New initiatives by the National Center for Advancing Translational Sciences (NCATS) to use gene therapy approaches to treat rare diseases and especially promising aspects of gene transfer and gene editing technology, such as adeno-associated viral (AAV) vectors and CRISPR-Cas9 are highlighted in an editorial published in Human Gene Therapy, a peer-reviewed journal from Mary Ann Liebert, Inc., publishers. The article is available free for download on the Human Gene Therapy website.
In the article "Gene Therapy: The View from NCATS," Philip Brooks, N. Nora Yang, and Christopher Austin, National Institutes of Health (NIH), Bethesda, MD, describe NCATS' strategy of focusing on platform approaches that can be readily adapted to develop treatments for multiple diseases. The aim is to identify the most promising methods and support their translation from the laboratory to the clinic so patients can benefit from these novel therapeutic strategies.

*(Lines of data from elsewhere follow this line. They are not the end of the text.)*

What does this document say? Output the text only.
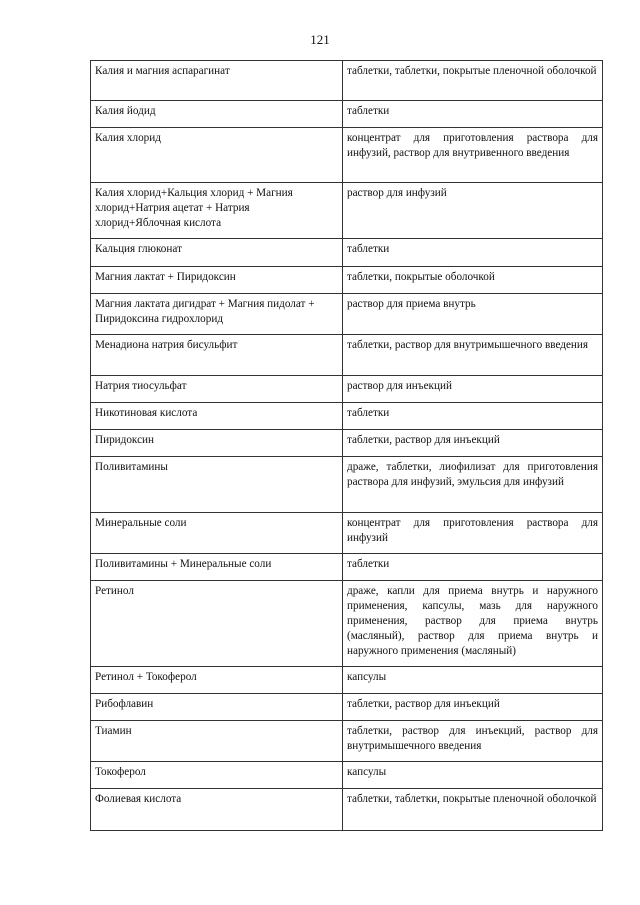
121
Калия и магния аспарагинат	таблетки, таблетки, покрытые пленочной оболочкой
Калия йодид	таблетки
Калия хлорид	концентрат для приготовления раствора для инфузий, раствор для внутривенного введения
Калия хлорид+Кальция хлорид + Магния хлорид+Натрия ацетат + Натрия хлорид+Яблочная кислота	раствор для инфузий
Кальция глюконат	таблетки
Магния лактат + Пиридоксин	таблетки, покрытые оболочкой
Магния лактата дигидрат + Магния пидолат + Пиридоксина гидрохлорид	раствор для приема внутрь
Менадиона натрия бисульфит	таблетки, раствор для внутримышечного введения
Натрия тиосульфат	раствор для инъекций
Никотиновая кислота	таблетки
Пиридоксин	таблетки, раствор для инъекций
Поливитамины	драже, таблетки, лиофилизат для приготовления раствора для инфузий, эмульсия для инфузий
Минеральные соли	концентрат для приготовления раствора для инфузий
Поливитамины + Минеральные соли	таблетки
Ретинол	драже, капли для приема внутрь и наружного применения, капсулы, мазь для наружного применения, раствор для приема внутрь (масляный), раствор для приема внутрь и наружного применения (масляный)
Ретинол + Токоферол	капсулы
Рибофлавин	таблетки, раствор для инъекций
Тиамин	таблетки, раствор для инъекций, раствор для внутримышечного введения
Токоферол	капсулы
Фолиевая кислота	таблетки, таблетки, покрытые пленочной оболочкой
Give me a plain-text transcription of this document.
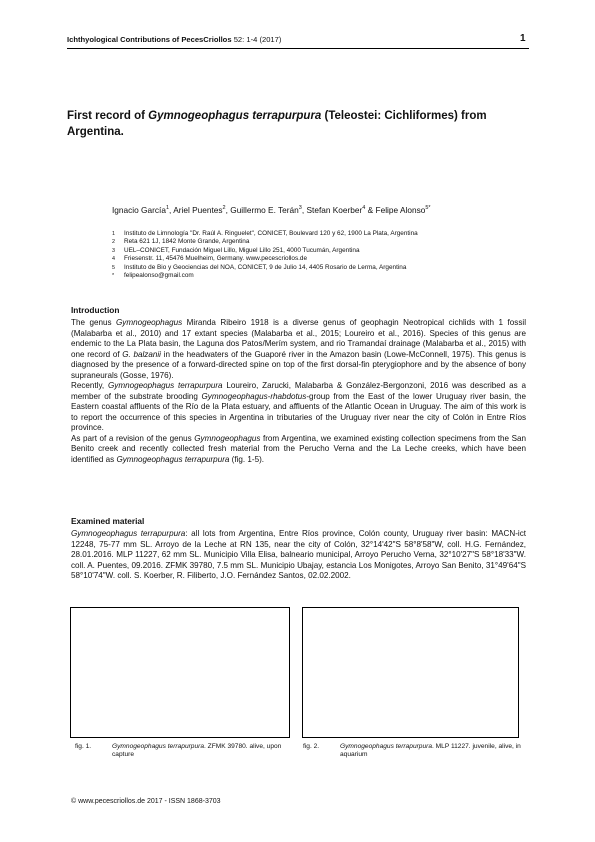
Ichthyological Contributions of PecesCriollos 52: 1-4 (2017)	1
First record of Gymnogeophagus terrapurpura (Teleostei: Cichliformes) from Argentina.
Ignacio García$^1$, Ariel Puentes$^2$, Guillermo E. Terán$^3$, Stefan Koerber$^4$ & Felipe Alonso$^{5*}$
1	Instituto de Limnología "Dr. Raúl A. Ringuelet", CONICET, Boulevard 120 y 62, 1900 La Plata, Argentina
2	Reta 621 1J, 1842 Monte Grande, Argentina
3	UEL–CONICET, Fundación Miguel Lillo, Miguel Lillo 251, 4000 Tucumán, Argentina
4	Friesenstr. 11, 45476 Muelheim, Germany. www.pecescriollos.de
5	Instituto de Bio y Geociencias del NOA, CONICET, 9 de Julio 14, 4405 Rosario de Lerma, Argentina
*	felipealonso@gmail.com
Introduction

The genus Gymnogeophagus Miranda Ribeiro 1918 is a diverse genus of geophagin Neotropical cichlids with 1 fossil (Malabarba et al., 2010) and 17 extant species (Malabarba et al., 2015; Loureiro et al., 2016). Species of this genus are endemic to the La Plata basin, the Laguna dos Patos/Merím system, and rio Tramandaí drainage (Malabarba et al., 2015) with one record of G. balzanii in the headwaters of the Guaporé river in the Amazon basin (Lowe-McConnell, 1975). This genus is diagnosed by the presence of a forward-directed spine on top of the first dorsal-fin pterygiophore and by the absence of bony supraneurals (Gosse, 1976).

Recently, Gymnogeophagus terrapurpura Loureiro, Zarucki, Malabarba & González-Bergonzoni, 2016 was described as a member of the substrate brooding Gymnogeophagus-rhabdotus-group from the East of the lower Uruguay river basin, the Eastern coastal affluents of the Río de la Plata estuary, and affluents of the Atlantic Ocean in Uruguay. The aim of this work is to report the occurrence of this species in Argentina in tributaries of the Uruguay river near the city of Colón in Entre Ríos province.

As part of a revision of the genus Gymnogeophagus from Argentina, we examined existing collection specimens from the San Benito creek and recently collected fresh material from the Perucho Verna and the La Leche creeks, which have been identified as Gymnogeophagus terrapurpura (fig. 1-5).

Examined material

Gymnogeophagus terrapurpura: all lots from Argentina, Entre Ríos province, Colón county, Uruguay river basin: MACN-ict 12248, 75-77 mm SL. Arroyo de la Leche at RN 135, near the city of Colón, 32°14'42"S 58°8'58"W, coll. H.G. Fernández, 28.01.2016. MLP 11227, 62 mm SL. Municipio Villa Elisa, balneario municipal, Arroyo Perucho Verna, 32°10'27"S 58°18'33"W. coll. A. Puentes, 09.2016. ZFMK 39780, 7.5 mm SL. Municipio Ubajay, estancia Los Monigotes, Arroyo San Benito, 31°49'64"S 58°10'74"W. coll. S. Koerber, R. Filiberto, J.O. Fernández Santos, 02.02.2002.

fig. 1.	Gymnogeophagus terrapurpura. ZFMK 39780. alive, upon capture
fig. 2.	Gymnogeophagus terrapurpura. MLP 11227. juvenile, alive, in aquarium
© www.pecescriollos.de 2017 - ISSN 1868-3703
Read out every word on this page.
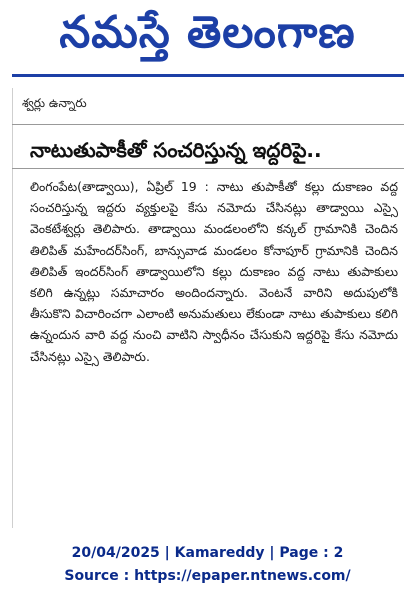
నమస్తే తెలంగాణ
శ్వర్లు ఉన్నారు
నాటుతుపాకీతో సంచరిస్తున్న ఇద్దరిపై..

లింగంపేట(తాడ్వాయి), ఏప్రిల్ 19 : నాటు తుపాకీతో కల్లు దుకాణం వద్ద సంచరిస్తున్న ఇద్దరు వ్యక్తులపై కేసు నమోదు చేసినట్లు తాడ్వాయి ఎస్సై వెంకటేశ్వర్లు తెలిపారు. తాడ్వాయి మండలంలోని కన్కల్ గ్రామానికి చెందిన తిలిపిత్ మహేందర్‌సింగ్, బాన్సువాడ మండలం కోనాపూర్ గ్రామానికి చెందిన తిలిపిత్ ఇందర్‌సింగ్ తాడ్వాయిలోని కల్లు దుకాణం వద్ద నాటు తుపాకులు కలిగి ఉన్నట్లు సమాచారం అందిందన్నారు. వెంటనే వారిని అదుపులోకి తీసుకొని విచారించగా ఎలాంటి అనుమతులు లేకుండా నాటు తుపాకులు కలిగి ఉన్నందున వారి వద్ద నుంచి వాటిని స్వాధీనం చేసుకుని ఇద్దరిపై కేసు నమోదు చేసినట్లు ఎస్సై తెలిపారు.

20/04/2025 | Kamareddy | Page : 2
Source : https://epaper.ntnews.com/
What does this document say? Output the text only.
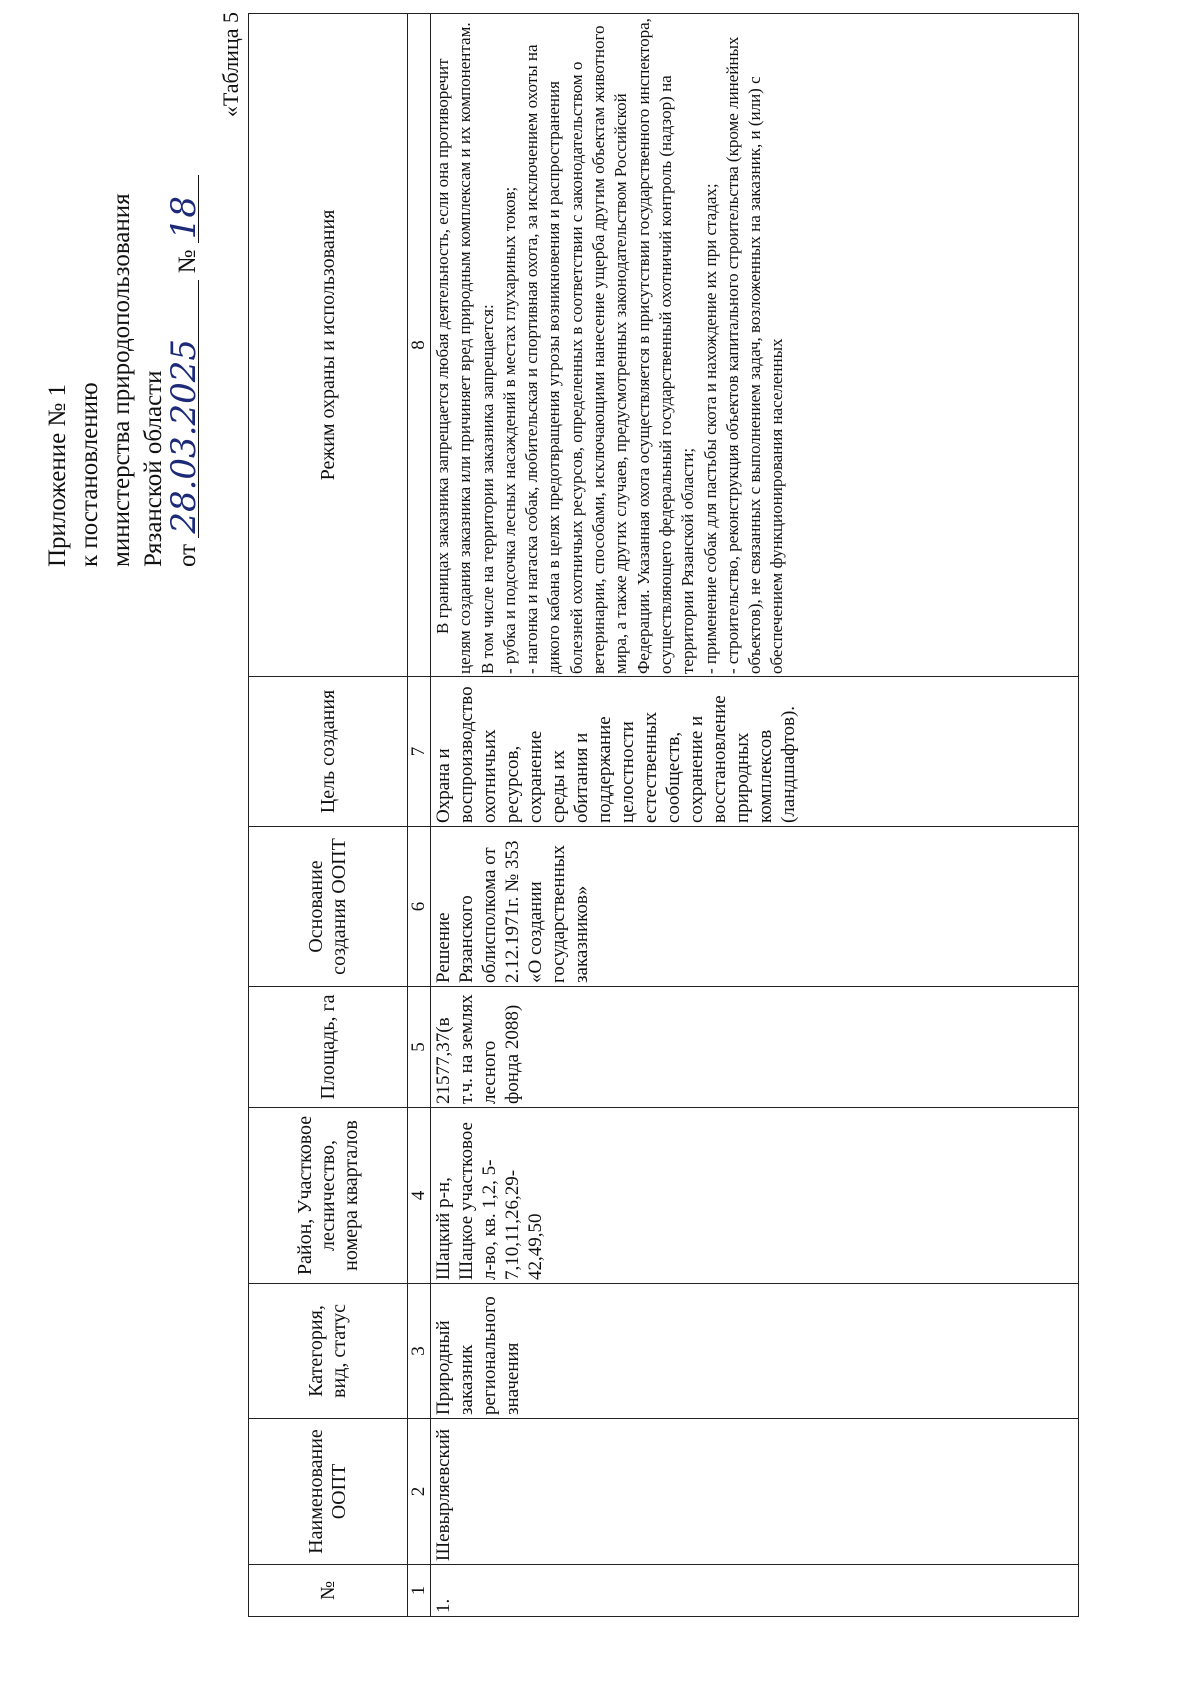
Приложение № 1 к постановлению министерства природопользования Рязанской области от 28.03.2025 № 18
«Таблица 5
№	Наименование ООПТ	Категория, вид, статус	Район, Участковое лесничество, номера кварталов	Площадь, га	Основание создания ООПТ	Цель создания	Режим охраны и использования
1	2	3	4	5	6	7	8
1.	Шевырляевский	Природный заказник регионального значения	Шацкий р-н, Шацкое участковое л-во, кв. 1,2, 5-7,10,11,26,29-42,49,50	21577,37(в т.ч. на землях лесного фонда 2088)	Решение Рязанского облисполкома от 2.12.1971г. № 353 «О создании государственных заказников»	Охрана и воспроизводство охотничьих ресурсов, сохранение среды их обитания и поддержание целостности естественных сообществ, сохранение и восстановление природных комплексов (ландшафтов).	В границах заказника запрещается любая деятельность, если она противоречит целям создания заказника или причиняет вред природным комплексам и их компонентам. В том числе на территории заказника запрещается: - рубка и подсочка лесных насаждений в местах глухариных токов; - нагонка и натаска собак, любительская и спортивная охота, за исключением охоты на дикого кабана в целях предотвращения угрозы возникновения и распространения болезней охотничьих ресурсов, определенных в соответствии с законодательством о ветеринарии, способами, исключающими нанесение ущерба другим объектам животного мира, а также других случаев, предусмотренных законодательством Российской Федерации. Указанная охота осуществляется в присутствии государственного инспектора, осуществляющего федеральный государственный охотничий контроль (надзор) на территории Рязанской области; - применение собак для пастьбы скота и нахождение их при стадах; - строительство, реконструкция объектов капитального строительства (кроме линейных объектов), не связанных с выполнением задач, возложенных на заказник, и (или) с обеспечением функционирования населенных
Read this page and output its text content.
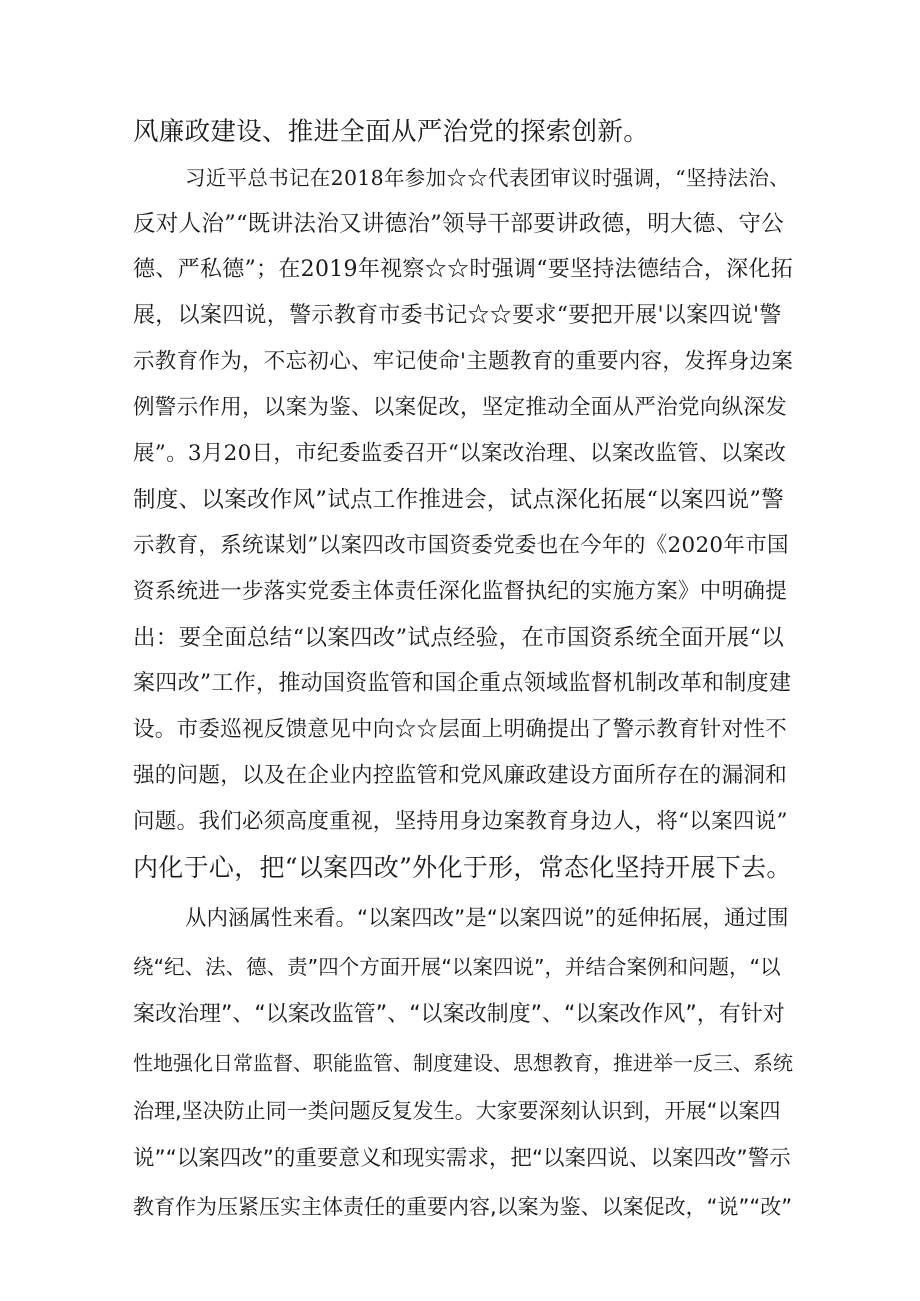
风廉政建设、推进全面从严治党的探索创新。
习近平总书记在2018年参加☆☆代表团审议时强调，“坚持法治、
反对人治”“既讲法治又讲德治”领导干部要讲政德，明大德、守公
德、严私德”；在2019年视察☆☆时强调“要坚持法德结合，深化拓
展，以案四说，警示教育市委书记☆☆要求“要把开展'以案四说'警
示教育作为，不忘初心、牢记使命'主题教育的重要内容，发挥身边案
例警示作用，以案为鉴、以案促改，坚定推动全面从严治党向纵深发
展”。3月20日，市纪委监委召开“以案改治理、以案改监管、以案改
制度、以案改作风”试点工作推进会，试点深化拓展“以案四说”警
示教育，系统谋划”以案四改市国资委党委也在今年的《2020年市国
资系统进一步落实党委主体责任深化监督执纪的实施方案》中明确提
出：要全面总结“以案四改”试点经验，在市国资系统全面开展“以
案四改”工作，推动国资监管和国企重点领域监督机制改革和制度建
设。市委巡视反馈意见中向☆☆层面上明确提出了警示教育针对性不
强的问题，以及在企业内控监管和党风廉政建设方面所存在的漏洞和
问题。我们必须高度重视，坚持用身边案教育身边人，将“以案四说”
内化于心，把“以案四改”外化于形，常态化坚持开展下去。
从内涵属性来看。“以案四改”是“以案四说”的延伸拓展，通过围
绕“纪、法、德、责”四个方面开展“以案四说”，并结合案例和问题，“以
案改治理”、“以案改监管”、“以案改制度”、“以案改作风”，有针对
性地强化日常监督、职能监管、制度建设、思想教育，推进举一反三、系统
治理,坚决防止同一类问题反复发生。大家要深刻认识到，开展“以案四
说”“以案四改”的重要意义和现实需求，把“以案四说、以案四改”警示
教育作为压紧压实主体责任的重要内容,以案为鉴、以案促改，“说”“改”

Among the recent development in gene therapy that are particularly relevant to NCATS' mission and priorities are major advances in the development of viral vectors to treat rare diseases, including AAV, which offers significant advantages over adenovirus and retrovirus vectors for gene transfer, particularly in regard to safety. The authors also discuss rapid advances in other nucleic acid therapeutics such as antisense oligonucleotide drugs and RNA-based therapeutic agents. New gene editing tools that are generating a lot of attention offer the possibility of targeted gene inactivation or insertion of therapeutic genes without the use of viral vectors.
"We are extremely pleased that the Director of the NCATS has chosen our journal to describe his strategic vision for gene therapy," says Editor-in-Chief Terence R. Flotte, MD, Celia and Isaac Haidak Professor of Medical Education and Dean, Provost, and Executive Deputy Chancellor, University of Massachusetts Medical School, Worcester, MA.